This poem about alcohol pretty much sums it up for me. It paints a true picture of what it’s like being caught up in this horrible addiction and disease. There’s no doubt about it – alcohol will give you the illusion of being happy. For the longest time I thought I really WAS HAPPY but I wasn’t. It was fake – all of it.
I remember the first time I heard someone saying that alcohol was a depressant. I kept thinking “what the hell are you talking about???”. I honestly thought it did make me a happier person – at first, drinking was TONS OF FUN. But then it stopped being fun and turned into a black hole of complete misery.
I always knew that alcohol affected me differently than it does other people. For me, I had that whole “Dr Jekyll and Mr Hyde” thing going on. Honestly it just made me a “mean drunk” with a hate-on for life. It developed into a vicious cycle of making me feel like crap but then wanting to drink because I thought it made me feel better.
I was able to break that cycle on December 05, 2015 and I’ve been sober ever since.
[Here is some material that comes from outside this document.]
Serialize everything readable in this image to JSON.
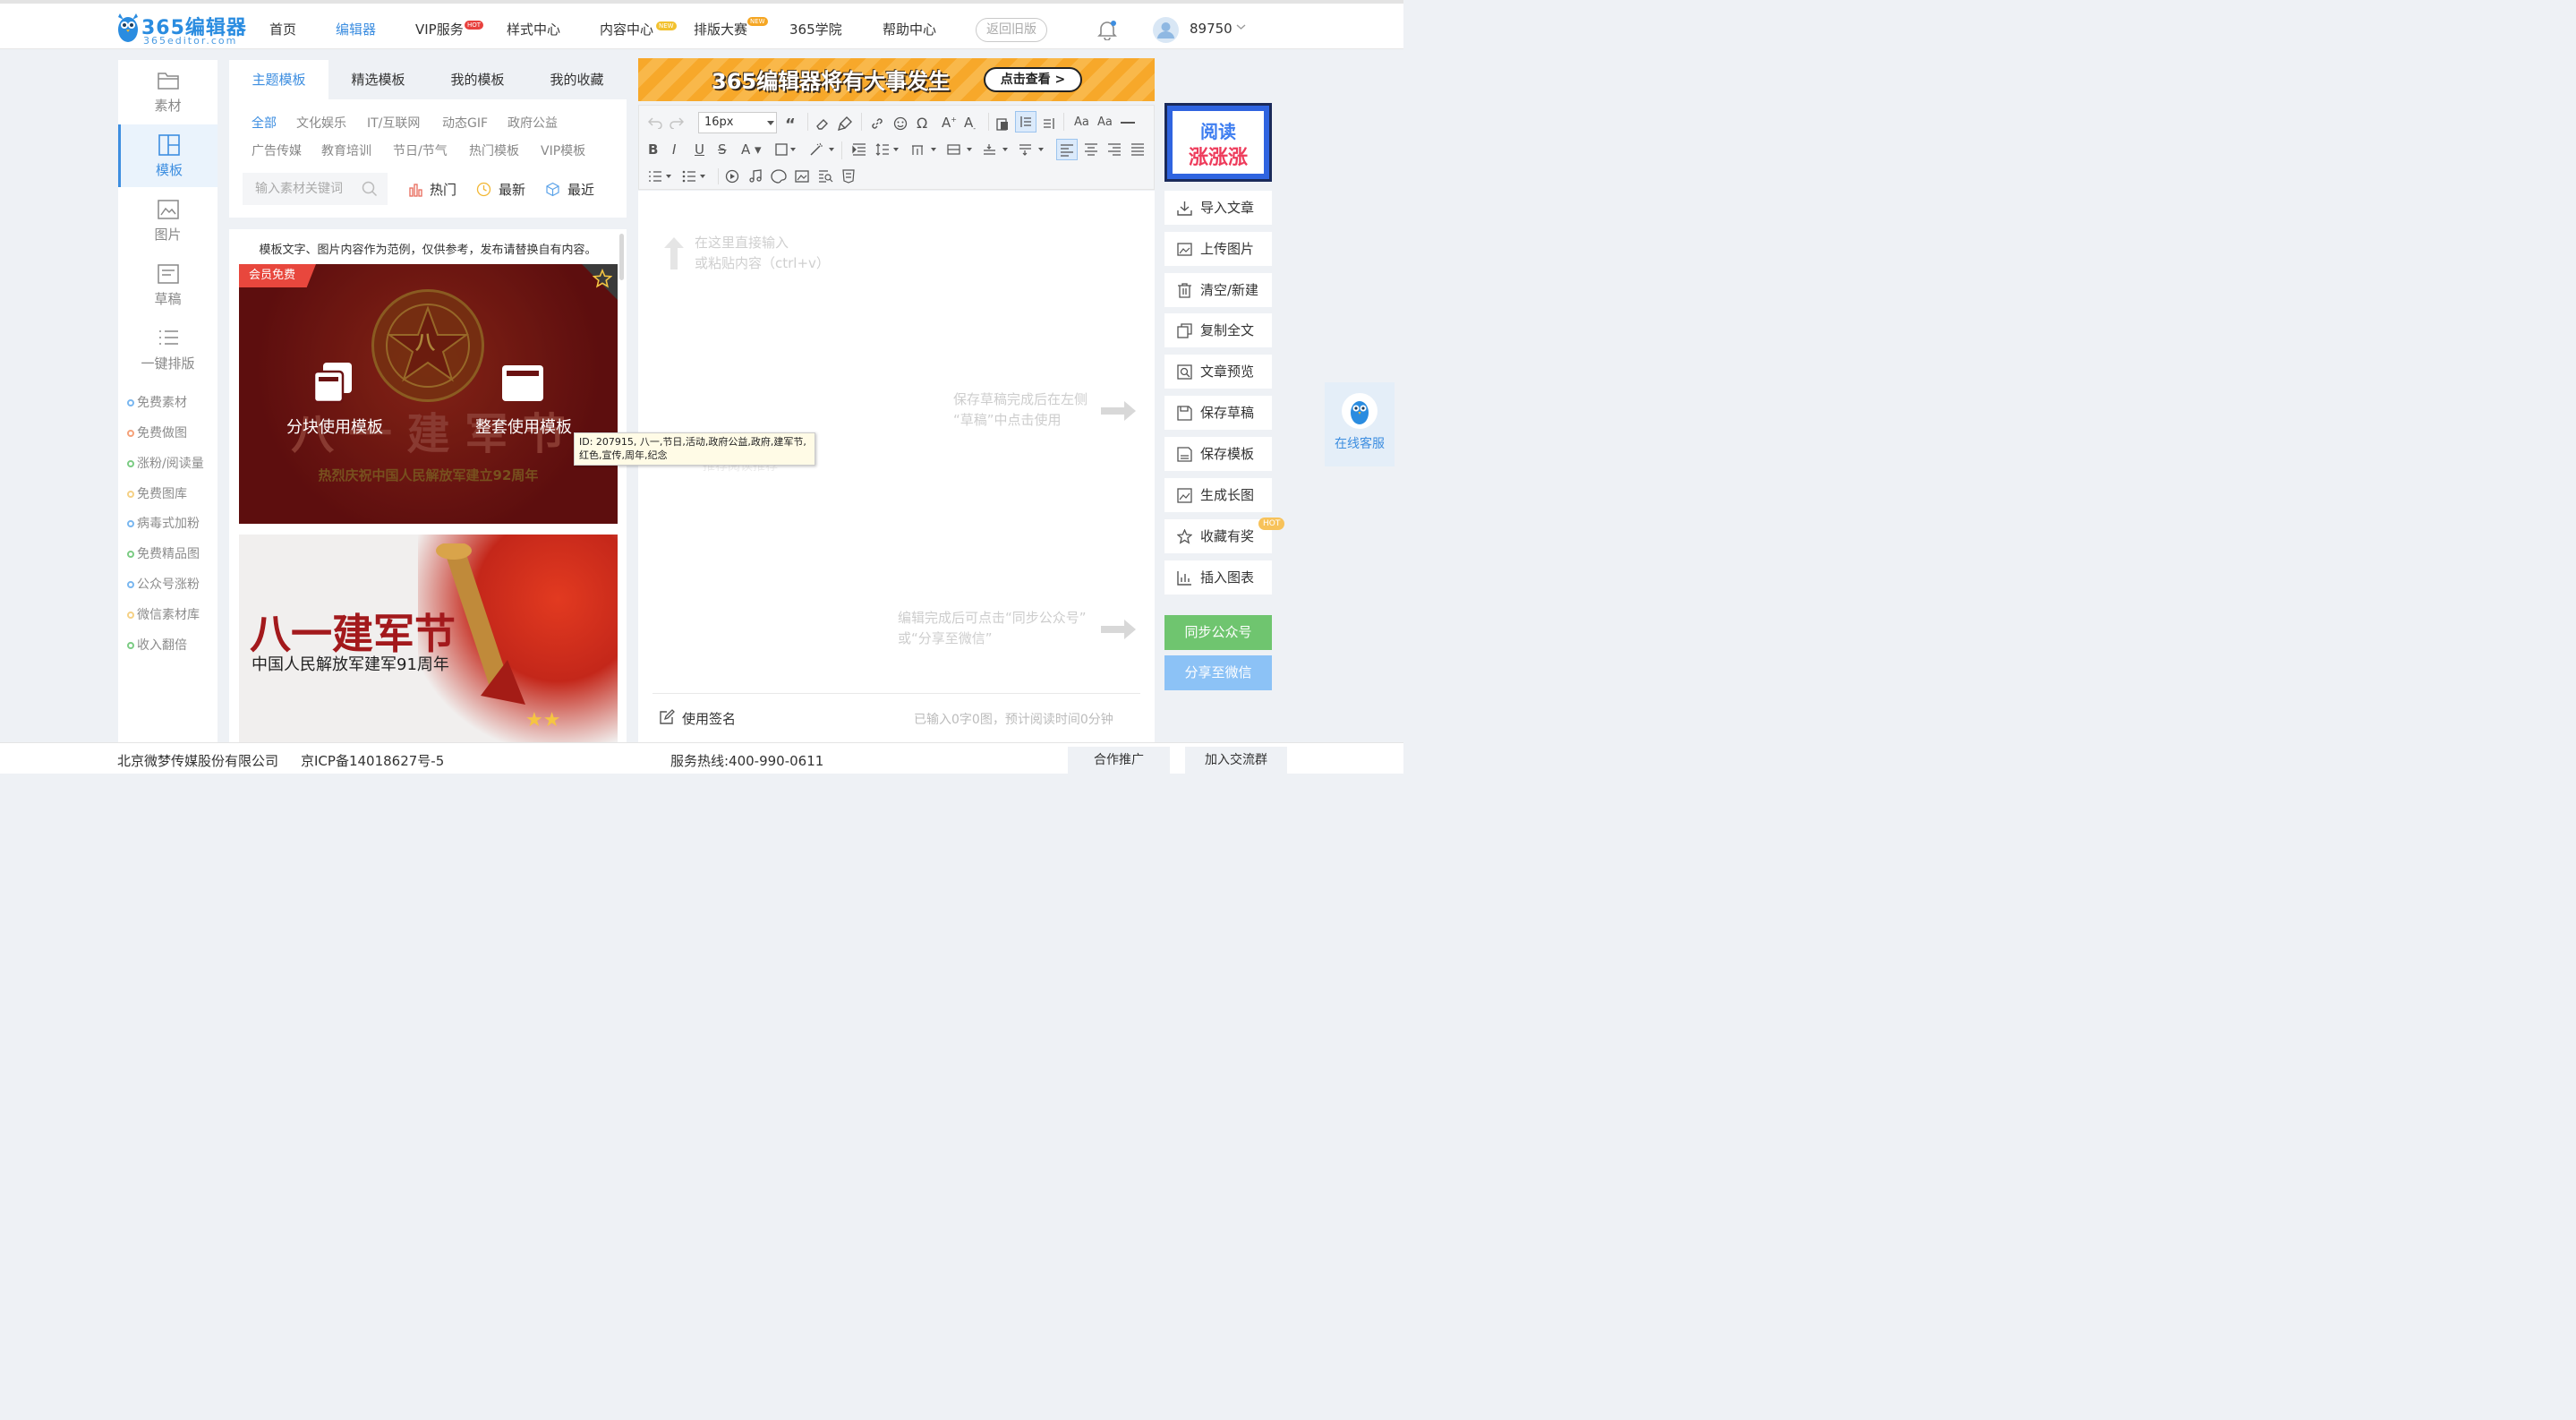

I can honestly say that I have ZERO interest in ever touching another drop of booze. It has never done me any favors and my life is soooooo much better without it.
Only now can I see how destructive this disease can be – not only to myself but also to loved ones who surround me. I feel it’s important (for me) to remind myself of the hell I went through and I do that by reading quotes from time to time.